Mais "Belle du Seigneur" n’est pas qu’un roman sur l’amour. Il est aussi une fresque sociale grinçante, pleine d’humour. Dès le début, on est séduit ou irrité par le style d’une audace royale mais d’une grande lisibilité, qui peut mêler de longs monologues intérieurs sans ponctuations, des tirades baroques, des répétitions et des morceaux d’anthologie drôlissimes. On découvre la tante d’Ariane et ses beaux-parents, pétris d’une stupidité bourgeoise et bien-pensante où il est inconvenant de dire à table que le potage est trop salé. Mais c’est surtout la description d’Adrien Deume dans son bureau de la SDN qui est formidable : comment passer une journée entière à ne rien faire d’autre que soliloquer, admirer son agrafeuse, s’admirer dans le miroir, calculer ce qu’on gagne de plus qu’un fonctionnaire à Bruxelles. C’est une critique universelle de tous les grands organismes. Mais Cohen nous touche car, en fustigeant la bêtise, c’est notre propre sottise qui nous saute aux yeux et nous emplit la bouche d’un goût amer. Un livre qui casse l’orgueil comme il casse l’amour passion.

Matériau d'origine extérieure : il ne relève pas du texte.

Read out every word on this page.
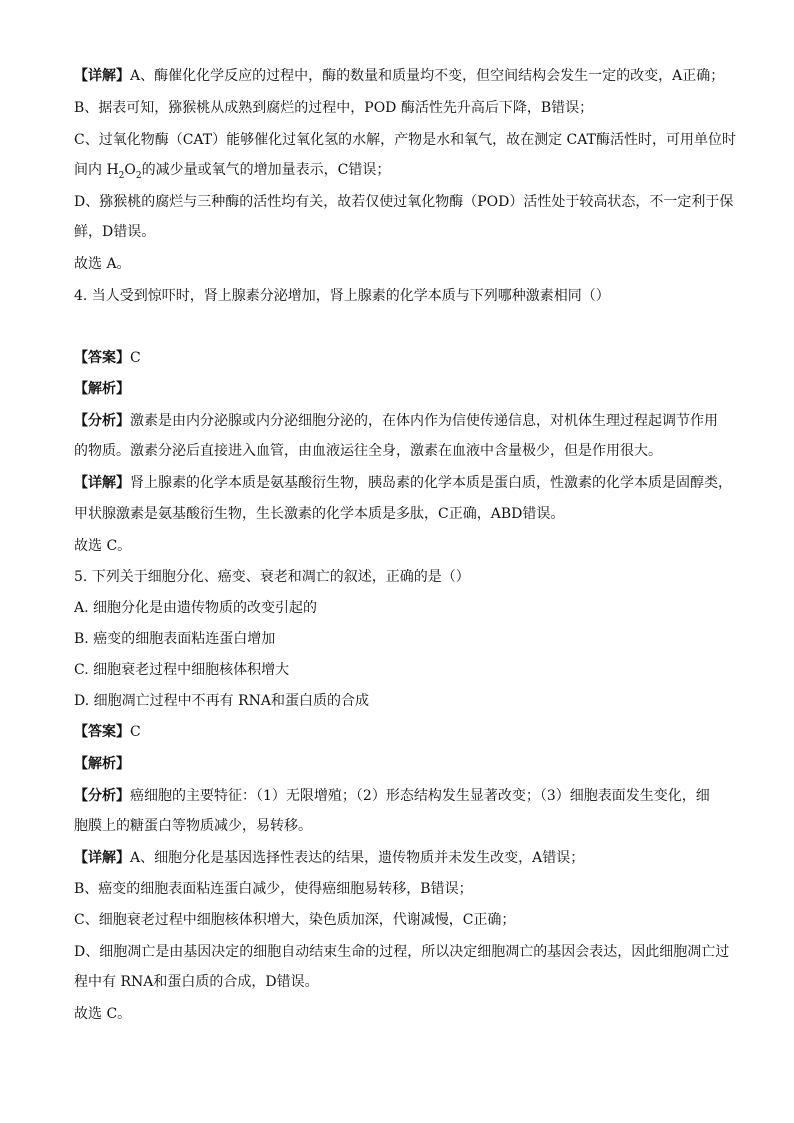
【详解】A、酶催化化学反应的过程中，酶的数量和质量均不变，但空间结构会发生一定的改变，A正确；
B、据表可知，猕猴桃从成熟到腐烂的过程中，POD 酶活性先升高后下降，B错误；
C、过氧化物酶（CAT）能够催化过氧化氢的水解，产物是水和氧气，故在测定 CAT酶活性时，可用单位时
间内 $H_2O_2$的减少量或氧气的增加量表示，C错误；
D、猕猴桃的腐烂与三种酶的活性均有关，故若仅使过氧化物酶（POD）活性处于较高状态，不一定利于保
鲜，D错误。
故选 A。
4. 当人受到惊吓时，肾上腺素分泌增加，肾上腺素的化学本质与下列哪种激素相同（）
【答案】C
【解析】
【分析】激素是由内分泌腺或内分泌细胞分泌的，在体内作为信使传递信息，对机体生理过程起调节作用
的物质。激素分泌后直接进入血管，由血液运往全身，激素在血液中含量极少，但是作用很大。
【详解】肾上腺素的化学本质是氨基酸衍生物，胰岛素的化学本质是蛋白质，性激素的化学本质是固醇类，
甲状腺激素是氨基酸衍生物，生长激素的化学本质是多肽，C正确，ABD错误。
故选 C。
5. 下列关于细胞分化、癌变、衰老和凋亡的叙述，正确的是（）
A. 细胞分化是由遗传物质的改变引起的
B. 癌变的细胞表面粘连蛋白增加
C. 细胞衰老过程中细胞核体积增大
D. 细胞凋亡过程中不再有 RNA和蛋白质的合成
【答案】C
【解析】
【分析】癌细胞的主要特征：（1）无限增殖；（2）形态结构发生显著改变；（3）细胞表面发生变化，细
胞膜上的糖蛋白等物质减少，易转移。
【详解】A、细胞分化是基因选择性表达的结果，遗传物质并未发生改变，A错误；
B、癌变的细胞表面粘连蛋白减少，使得癌细胞易转移，B错误；
C、细胞衰老过程中细胞核体积增大，染色质加深，代谢减慢，C正确；
D、细胞凋亡是由基因决定的细胞自动结束生命的过程，所以决定细胞凋亡的基因会表达，因此细胞凋亡过
程中有 RNA和蛋白质的合成，D错误。
故选 C。
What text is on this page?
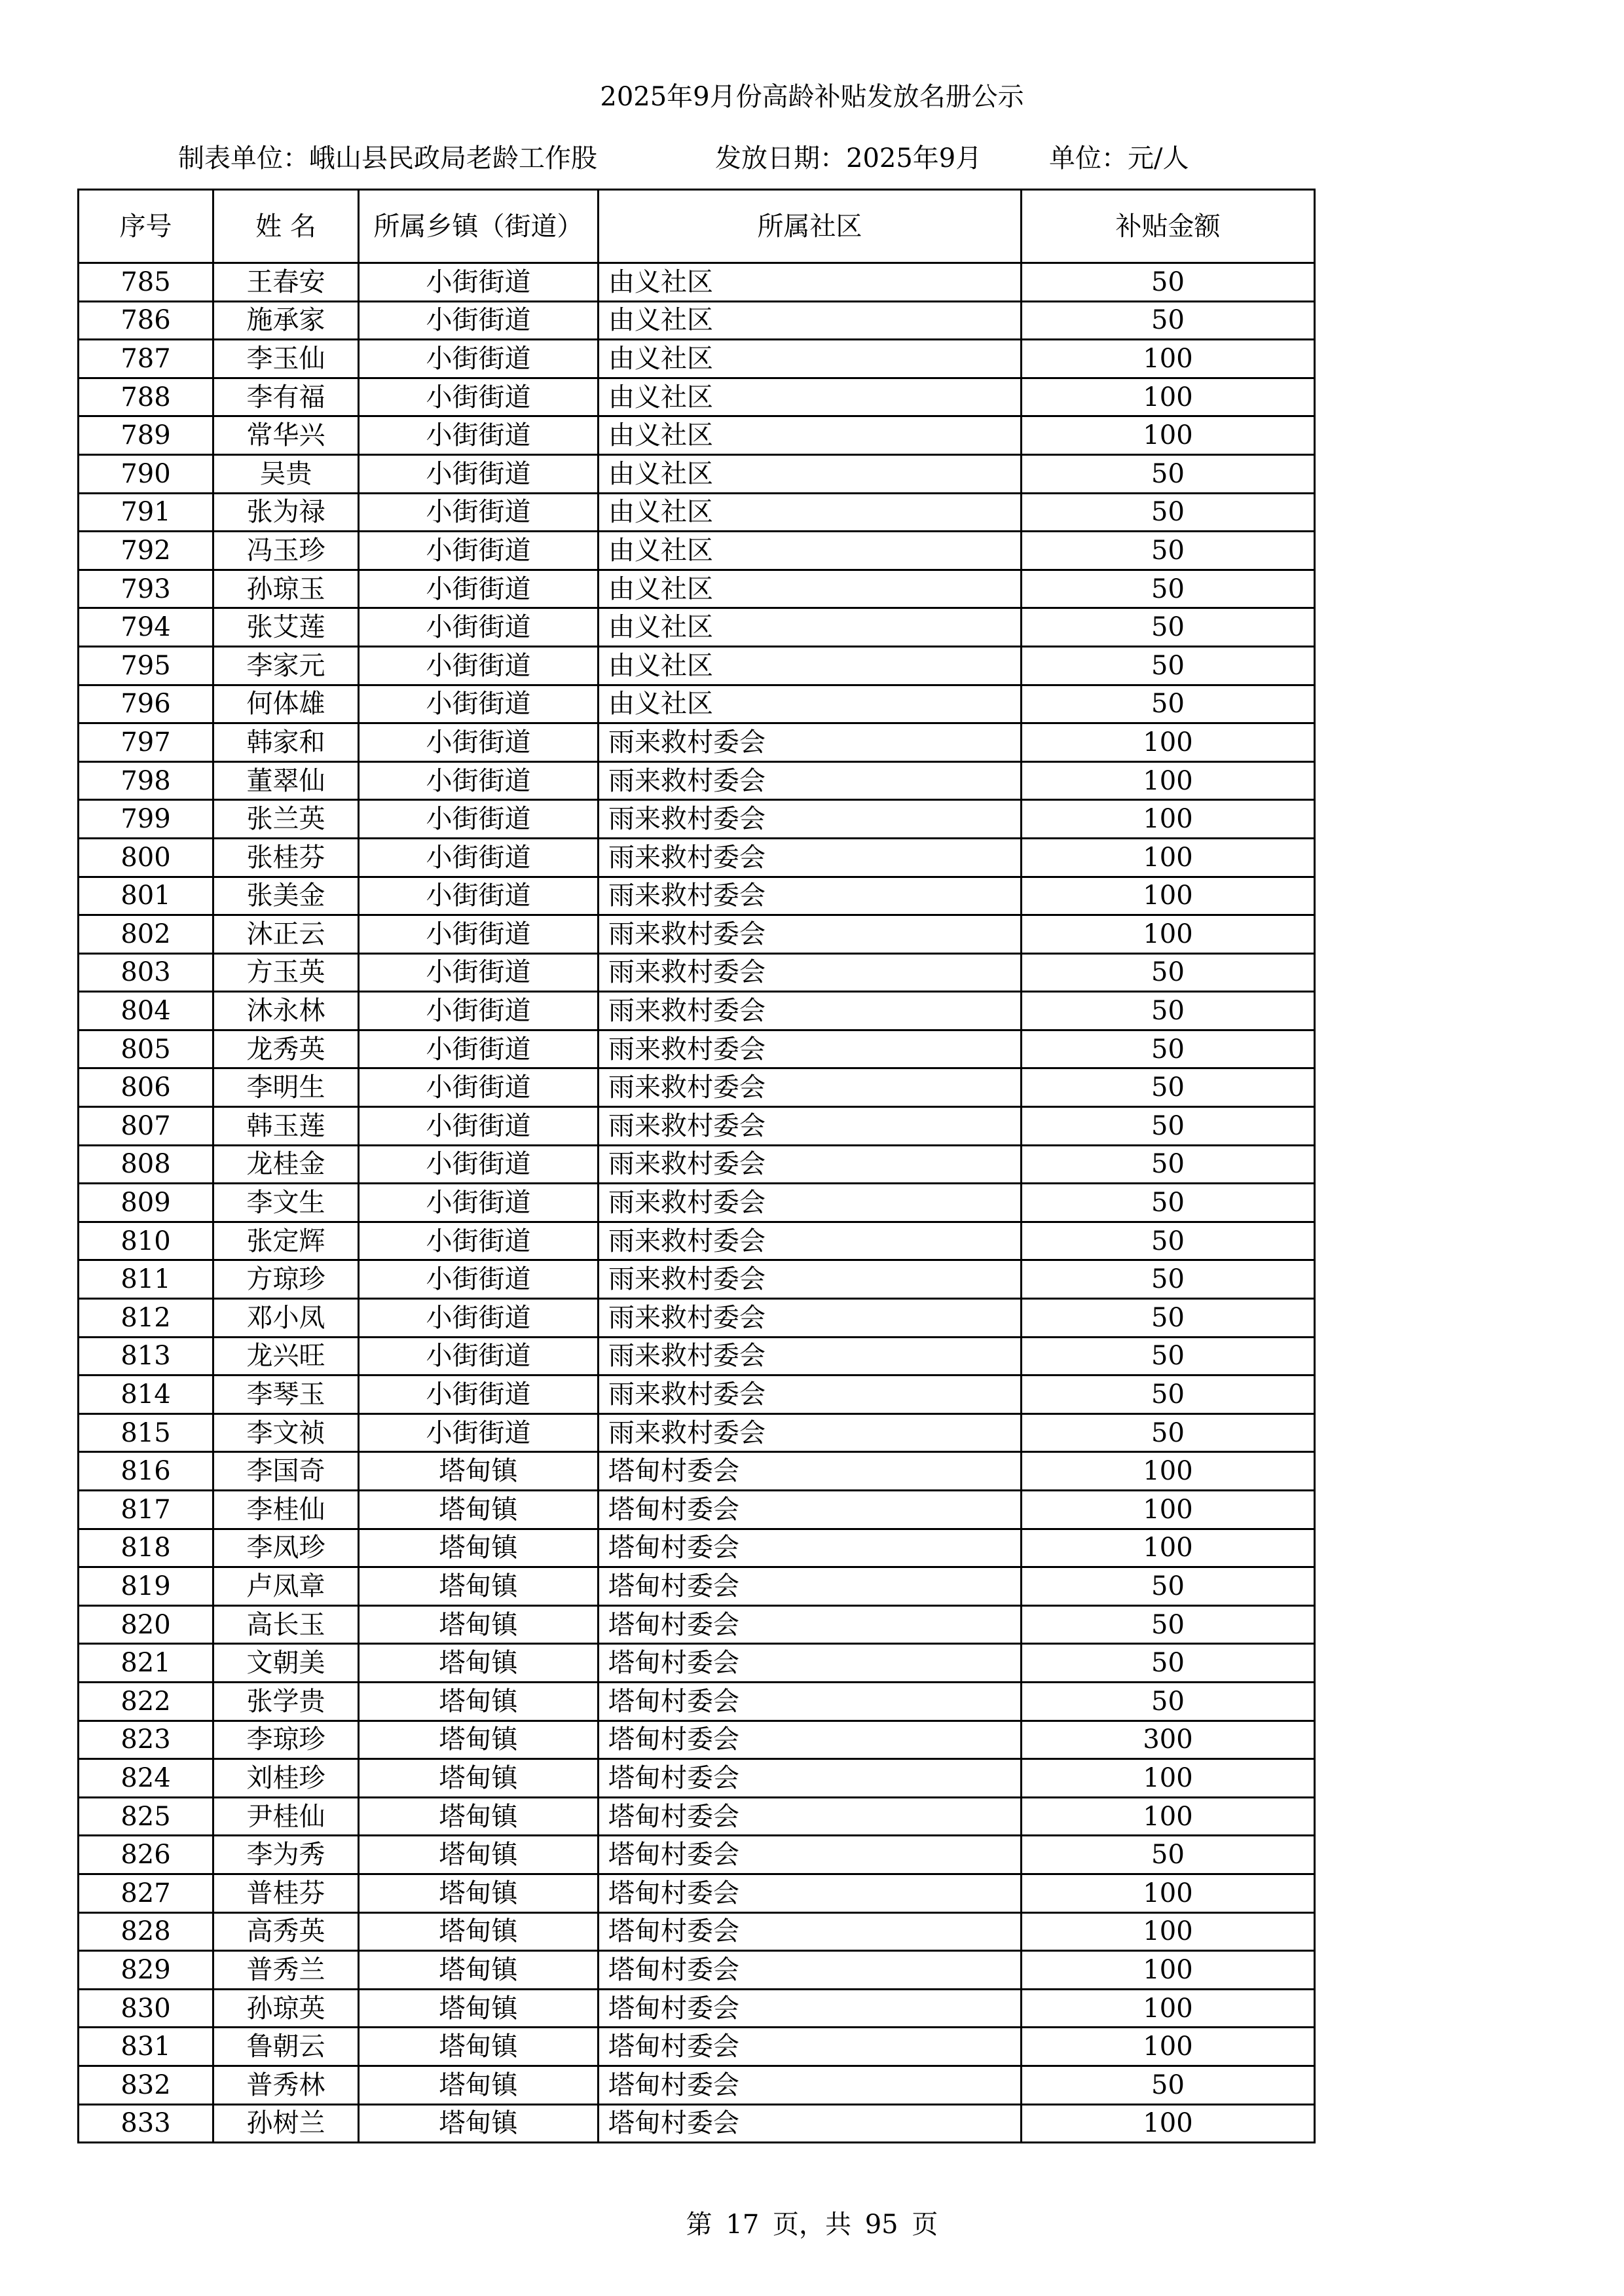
2025年9月份高龄补贴发放名册公示
制表单位：峨山县民政局老龄工作股	发放日期：2025年9月	单位：元/人
序号	姓 名	所属乡镇（街道）	所属社区	补贴金额
785	王春安	小街街道	由义社区	50
786	施承家	小街街道	由义社区	50
787	李玉仙	小街街道	由义社区	100
788	李有福	小街街道	由义社区	100
789	常华兴	小街街道	由义社区	100
790	吴贵	小街街道	由义社区	50
791	张为禄	小街街道	由义社区	50
792	冯玉珍	小街街道	由义社区	50
793	孙琼玉	小街街道	由义社区	50
794	张艾莲	小街街道	由义社区	50
795	李家元	小街街道	由义社区	50
796	何体雄	小街街道	由义社区	50
797	韩家和	小街街道	雨来救村委会	100
798	董翠仙	小街街道	雨来救村委会	100
799	张兰英	小街街道	雨来救村委会	100
800	张桂芬	小街街道	雨来救村委会	100
801	张美金	小街街道	雨来救村委会	100
802	沐正云	小街街道	雨来救村委会	100
803	方玉英	小街街道	雨来救村委会	50
804	沐永林	小街街道	雨来救村委会	50
805	龙秀英	小街街道	雨来救村委会	50
806	李明生	小街街道	雨来救村委会	50
807	韩玉莲	小街街道	雨来救村委会	50
808	龙桂金	小街街道	雨来救村委会	50
809	李文生	小街街道	雨来救村委会	50
810	张定辉	小街街道	雨来救村委会	50
811	方琼珍	小街街道	雨来救村委会	50
812	邓小凤	小街街道	雨来救村委会	50
813	龙兴旺	小街街道	雨来救村委会	50
814	李琴玉	小街街道	雨来救村委会	50
815	李文祯	小街街道	雨来救村委会	50
816	李国奇	塔甸镇	塔甸村委会	100
817	李桂仙	塔甸镇	塔甸村委会	100
818	李凤珍	塔甸镇	塔甸村委会	100
819	卢凤章	塔甸镇	塔甸村委会	50
820	高长玉	塔甸镇	塔甸村委会	50
821	文朝美	塔甸镇	塔甸村委会	50
822	张学贵	塔甸镇	塔甸村委会	50
823	李琼珍	塔甸镇	塔甸村委会	300
824	刘桂珍	塔甸镇	塔甸村委会	100
825	尹桂仙	塔甸镇	塔甸村委会	100
826	李为秀	塔甸镇	塔甸村委会	50
827	普桂芬	塔甸镇	塔甸村委会	100
828	高秀英	塔甸镇	塔甸村委会	100
829	普秀兰	塔甸镇	塔甸村委会	100
830	孙琼英	塔甸镇	塔甸村委会	100
831	鲁朝云	塔甸镇	塔甸村委会	100
832	普秀林	塔甸镇	塔甸村委会	50
833	孙树兰	塔甸镇	塔甸村委会	100
第 17 页，共 95 页
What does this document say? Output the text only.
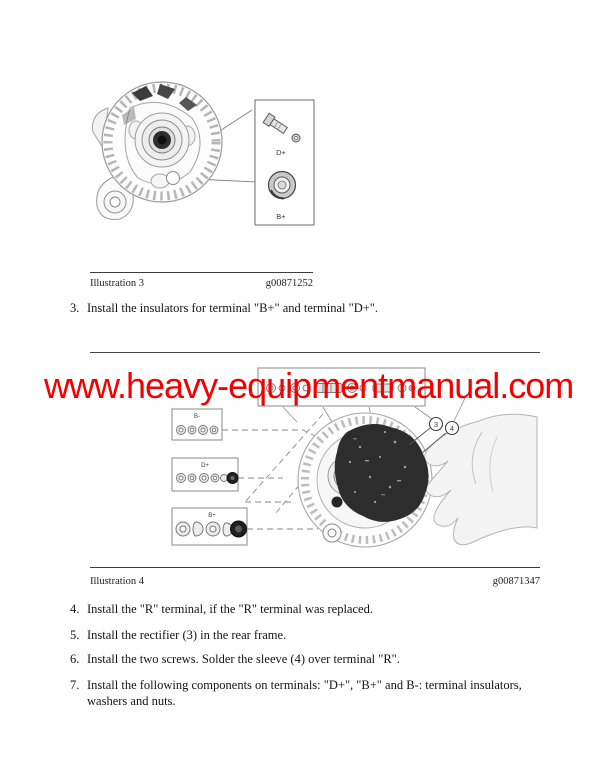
D+
B+
Illustration 3	g00871252
3. Install the insulators for terminal "B+" and terminal "D+".
www.heavy-equipmentmanual.com
B-
D+
B+
3 4
Illustration 4	g00871347
4. Install the "R" terminal, if the "R" terminal was replaced.
5. Install the rectifier (3) in the rear frame.
6. Install the two screws. Solder the sleeve (4) over terminal "R".
7. Install the following components on terminals: "D+", "B+" and B-: terminal insulators, washers and nuts.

L’histoire se déroule avant-guerre, et Cohen évoque aussi la lâcheté de la SDN qui licencie Solal coupable d’avoir dénoncé les pays qui refusent d’accueillir les Juifs persécutés. Car "Belle du Seigneur" est aussi un monument de la littérature juive. On sent chez Solal une constante angoisse et une permanente oscillation entre le désir d’intégration et celui de rester fidèle à la judéité. Le roman est aussi un hymne au peuple juif à travers les bouffonneries des cinq Valeureux, membres de la famille Solal et qui parlent de manière si savoureuse et à travers la naine Rachel, la seule vraie amie de Solal.
On dit parfois que ce sont les personnages secondaires qui sont les plus attachants. Mais Solal et Ariane resteront à jamais des héros de l’amour tragique, comme Roméo et Juliette. À sa sortie en 1968, François Nourissier écrivait : "Si vous ne l’avez pas encore lu, n’hésitez plus ! C’est un roman comme une culture en produit une douzaine par siècle." Il invoque Proust, Jouve, mais aussi Chaplin et les Marx Brothers. "Un livre où l’on sent couler l’inépuisable désespoir d’un homme qui a vu le mépris envahir son univers, mais aussi livre de joie, hymne à la beauté de la femme, à l’ivresse du bonheur." Kessel disait qu’il l’avait lu toute une nuit, n’ayant pu s’endormir "à la fois d’admiration et d’angoisse."